Urban Land Cover

Urban area operations have become extremely important in the post 9-11 world, and tactical operations in urban areas require high fidelity geospatial information. Urban-area geospatial information is very valuable for content-based (image and text) queries, geospatial data conflation, and automated registration/fusion of other intelligence data streams. The ability to register and/or mine multiple intelligence (multi-INT) data sources improves the speed and reliability of image analysis and confidence in positive target identification.

In our research, we have developed semi-automated classification methods for the production of high-resolution urban land cover maps from commercial satellite imagery (CSI). Our basic approach uses fuzzy-logic techniques that provide a number of unique advantages for processing and exploitation of high-resolution CSI. Fuzzy-logic techniques can be developed to mimic human cognitive function by integrating and exploiting multiple visual cues (text, context, shape) in addition to spectral response. This is important for developing robust classification strategies that can accommodate feature or class spectral ambiguities present in all multi-spectral imagery.

Our initial approach used a fuzzy-logic classifier that incorporated low-level spatial information at the pixel level to resolve spectral ambiguities present between different urban land cover classes. The fuzzy-logic pixel classifier allows initial class membership in more than one class. Spatial features and information are then used to resolve spectral class ambiguities. For instance, the example below shows how an entropy texture measure can be used to resolve the spectral ambiguity between Tree and Grass classes in a high-resolution CSI sub-scene of a vegetated area.


In addition to texture measures, the fuzzy-logic pixel classifier also uses information about the directional similarity of spectrally similar pixels. The example below shows the calculation of the 2D spatial signature of a street pixel in an urban sub-scene. Length and width features for each pixel can be determined from the spatial signature's variation as a function of azimuth angle.


The length and width features are useful for resolving ambiguities between Road and Building classes that often have very similar spectral signatures. In the suburban sub-scene shown below, the length and width values for each non-vegetated pixel are shown were the color red represents the length value and the color blue represents the width value. As seen, the street pixels tend to show in red (large length values) while the single-family residential houses tend to show up in blue (length  width).


The fuzzy logic pixel classifier utilizes both the texture and length/width features to significantly improve the high-resolution land cover maps. The example shown below presents a comparison between the maximum likelihood pixel classifier (MLPC) and the fuzzy logic pixel classifier (FLPC) of a suburban residential area.

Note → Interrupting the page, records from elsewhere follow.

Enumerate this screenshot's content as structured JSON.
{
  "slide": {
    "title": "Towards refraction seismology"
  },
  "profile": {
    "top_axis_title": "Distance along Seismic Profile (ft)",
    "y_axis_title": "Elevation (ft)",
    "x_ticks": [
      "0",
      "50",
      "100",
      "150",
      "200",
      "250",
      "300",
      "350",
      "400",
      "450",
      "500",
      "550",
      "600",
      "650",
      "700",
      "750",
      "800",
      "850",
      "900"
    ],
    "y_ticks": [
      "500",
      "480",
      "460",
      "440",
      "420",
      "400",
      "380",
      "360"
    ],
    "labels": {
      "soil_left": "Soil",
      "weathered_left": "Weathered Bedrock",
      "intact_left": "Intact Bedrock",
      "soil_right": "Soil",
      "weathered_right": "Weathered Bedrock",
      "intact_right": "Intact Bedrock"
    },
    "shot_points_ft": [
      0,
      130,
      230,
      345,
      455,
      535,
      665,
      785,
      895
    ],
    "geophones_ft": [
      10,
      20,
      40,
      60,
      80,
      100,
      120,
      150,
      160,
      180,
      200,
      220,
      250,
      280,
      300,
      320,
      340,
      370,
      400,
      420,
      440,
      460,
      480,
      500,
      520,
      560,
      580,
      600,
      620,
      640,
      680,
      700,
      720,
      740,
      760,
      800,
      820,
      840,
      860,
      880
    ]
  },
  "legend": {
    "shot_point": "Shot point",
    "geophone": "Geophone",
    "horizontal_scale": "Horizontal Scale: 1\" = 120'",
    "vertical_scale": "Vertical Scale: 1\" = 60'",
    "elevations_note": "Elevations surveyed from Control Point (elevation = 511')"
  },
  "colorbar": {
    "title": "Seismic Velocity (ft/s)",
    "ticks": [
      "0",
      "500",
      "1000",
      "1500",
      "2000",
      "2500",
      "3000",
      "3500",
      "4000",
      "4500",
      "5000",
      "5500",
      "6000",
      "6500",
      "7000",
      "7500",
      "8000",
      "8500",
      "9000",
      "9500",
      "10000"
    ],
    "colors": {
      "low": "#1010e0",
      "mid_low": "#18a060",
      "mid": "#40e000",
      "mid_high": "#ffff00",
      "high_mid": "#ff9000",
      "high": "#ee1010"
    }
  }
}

Note the many MLPC misclassifications where residential houses are classified as Water, streets are classified as Building, and wooded areas are classified as Grass all because of spectral confusion. The utilization of spatial information in the FLPC eliminates that vast majority of these misclassifications.


After the FLPC, a fuzzy logic object-based classifier (FLOC) was then developed to further improve the classification results by incorporating higher-level shape and context information. First, image objects are generated by automatic segmentation using both spectral and shape homogeneity criteria. Fuzzy logic rules are applied to the objects to identify rectilinear features (buildings and parking lots) and to use contextual information like shadows to improve the classification of these features. The example below shows how shape was quantified using morphological operations applied to image objects to generate piecewise linear polygons. Fuzzy logic rules were developed to identify "approximately rectangular" features using line segment lengths and angle vertices from the object's polygon. Fuzzy rules are required because perfect right angles (e.g. 90 °) are not normally obtained from the segmented objects.

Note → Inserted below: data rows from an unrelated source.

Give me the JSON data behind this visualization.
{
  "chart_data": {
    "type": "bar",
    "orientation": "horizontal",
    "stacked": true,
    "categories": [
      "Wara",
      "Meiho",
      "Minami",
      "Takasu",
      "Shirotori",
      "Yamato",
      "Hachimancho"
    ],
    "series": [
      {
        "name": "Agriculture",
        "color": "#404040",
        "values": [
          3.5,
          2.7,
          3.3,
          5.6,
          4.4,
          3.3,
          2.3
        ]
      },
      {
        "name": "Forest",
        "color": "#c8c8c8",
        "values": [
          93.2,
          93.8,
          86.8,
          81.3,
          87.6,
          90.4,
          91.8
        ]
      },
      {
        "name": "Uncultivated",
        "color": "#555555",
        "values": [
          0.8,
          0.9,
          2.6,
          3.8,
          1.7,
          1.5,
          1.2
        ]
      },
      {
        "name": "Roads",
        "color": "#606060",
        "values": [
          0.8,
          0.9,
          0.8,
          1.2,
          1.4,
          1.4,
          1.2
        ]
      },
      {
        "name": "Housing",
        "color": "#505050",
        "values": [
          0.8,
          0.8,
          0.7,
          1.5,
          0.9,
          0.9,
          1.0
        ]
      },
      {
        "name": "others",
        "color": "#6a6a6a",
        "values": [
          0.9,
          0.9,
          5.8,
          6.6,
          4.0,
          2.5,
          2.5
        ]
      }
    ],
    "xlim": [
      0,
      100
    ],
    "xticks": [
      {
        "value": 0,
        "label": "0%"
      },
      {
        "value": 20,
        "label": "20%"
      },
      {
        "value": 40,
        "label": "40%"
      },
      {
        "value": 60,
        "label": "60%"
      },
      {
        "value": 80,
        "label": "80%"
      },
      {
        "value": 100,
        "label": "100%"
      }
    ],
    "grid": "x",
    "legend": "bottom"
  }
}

In addition to shape, the objects composite spectral signature derived from all constituent pixels and the contextual relationship with surrounding shadow objects were used in the FLOC. The example below shows a comparison between the FLPC and the FLOC for a dense urban area. The FLPC overclassifies buildings in the urban area because there is not enough spectral and spatial information at the pixel level to differentiate these from parking lots. By using object information, the FLOC is able to identify an additional Impervious Surface class and the overclassification of buildings is greatly reduced.


The FLOC produced classification accuracies in the range of 80-99% for the following urban land cover classes: Road, Building, Grass, Tree, Water, Impervious Surface, and Shadow. These are the highest accuracies achieved for high-resolution urban land cover classes reported thus far in the literature.

Both the FLPC and FLOC require training data to be input by a user that is then used by the algorithms to produce the urban land cover classification of the entire image. In ongoing research, we are seeking to combine Automatic Feature Extraction (AFE) to generate training data for the various urban land cover classes. We are developing fuzzy membership values for image features and objects for all urban land cover classes. We will then use the "high confidence" features as training data in the FLPC and FLOC. Using this approach, we will be able to automatically generate the urban land cover maps without the need for human operator input.